Changes in serum copeptin in the early onset of type 2 diabetes

Copeptin (C-terminal fragment of pro-arginine vasopressin) levels change as fasting plasma glucose (FPG) and blood pressure change. To explore the clinical significance of changes in copeptin levels in development of type 2 diabetes mellitus (T2DM), we enrolled patients undergoing physical health examinations who met diagnostic criteria for prediabetes and T2DM. Subjects were divided into eight subgroups based on FPG levels and presence or absence of hypertension, including: a normal group (NGT), FPG < 5.6 mmol/L; prediabetes A, 5.6 mmol/L ≤ FPG < 6.1 mmol/L; prediabetes B, 6.1 mmol/L ≤ FPG < 7.0 mmol/L; and T2DM, FPG ≥ 7.0 mmol/L; participants were further into two subgroups by whether they had hypertension or not.

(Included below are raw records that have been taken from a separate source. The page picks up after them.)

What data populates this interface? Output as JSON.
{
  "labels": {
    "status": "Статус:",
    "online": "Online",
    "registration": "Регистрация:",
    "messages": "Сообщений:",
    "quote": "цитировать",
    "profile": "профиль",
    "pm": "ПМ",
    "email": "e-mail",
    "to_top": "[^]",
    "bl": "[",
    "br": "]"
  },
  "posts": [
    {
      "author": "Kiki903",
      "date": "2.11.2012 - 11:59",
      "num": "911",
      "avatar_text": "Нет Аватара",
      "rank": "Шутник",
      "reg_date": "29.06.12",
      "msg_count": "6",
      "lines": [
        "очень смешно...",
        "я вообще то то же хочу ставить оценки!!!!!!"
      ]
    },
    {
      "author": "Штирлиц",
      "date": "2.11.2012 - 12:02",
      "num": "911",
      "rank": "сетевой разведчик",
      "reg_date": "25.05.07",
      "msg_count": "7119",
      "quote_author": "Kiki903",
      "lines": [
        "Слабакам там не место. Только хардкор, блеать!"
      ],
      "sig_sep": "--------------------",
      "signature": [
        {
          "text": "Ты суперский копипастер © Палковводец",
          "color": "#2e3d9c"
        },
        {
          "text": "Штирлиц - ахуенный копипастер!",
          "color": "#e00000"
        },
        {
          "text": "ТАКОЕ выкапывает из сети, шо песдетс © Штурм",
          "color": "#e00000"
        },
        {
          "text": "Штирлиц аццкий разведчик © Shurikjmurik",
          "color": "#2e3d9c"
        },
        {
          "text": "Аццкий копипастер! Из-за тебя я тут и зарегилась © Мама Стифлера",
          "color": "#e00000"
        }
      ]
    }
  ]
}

Measures included biochemical indicators, fasting insulin (FINS), and copeptin. Copeptin levels in prediabetes A, prediabetes B, and T2DM groups increased significantly compared to NGT group ( P < 0.01). No significant differences were found in copeptin levels between normal blood pressure and hypertension subgroups in all four groups. Copeptin levels correlated positively with systolic blood pressure, glycosylated hemoglobin (HbA1c), FPG, FINS, and insulin resistance index (HOMA-IR; P < 0.05–0.001), and negatively with insulin secretion index ( P < 0.05–0.001). Stepwise regression analysis revealed that copeptin levels correlated independently with elevated HbA1c and aggravated HOMA-IR ( P < 0.001). Increase in copeptin levels may aggravate insulin resistance, finally leading to T2DM.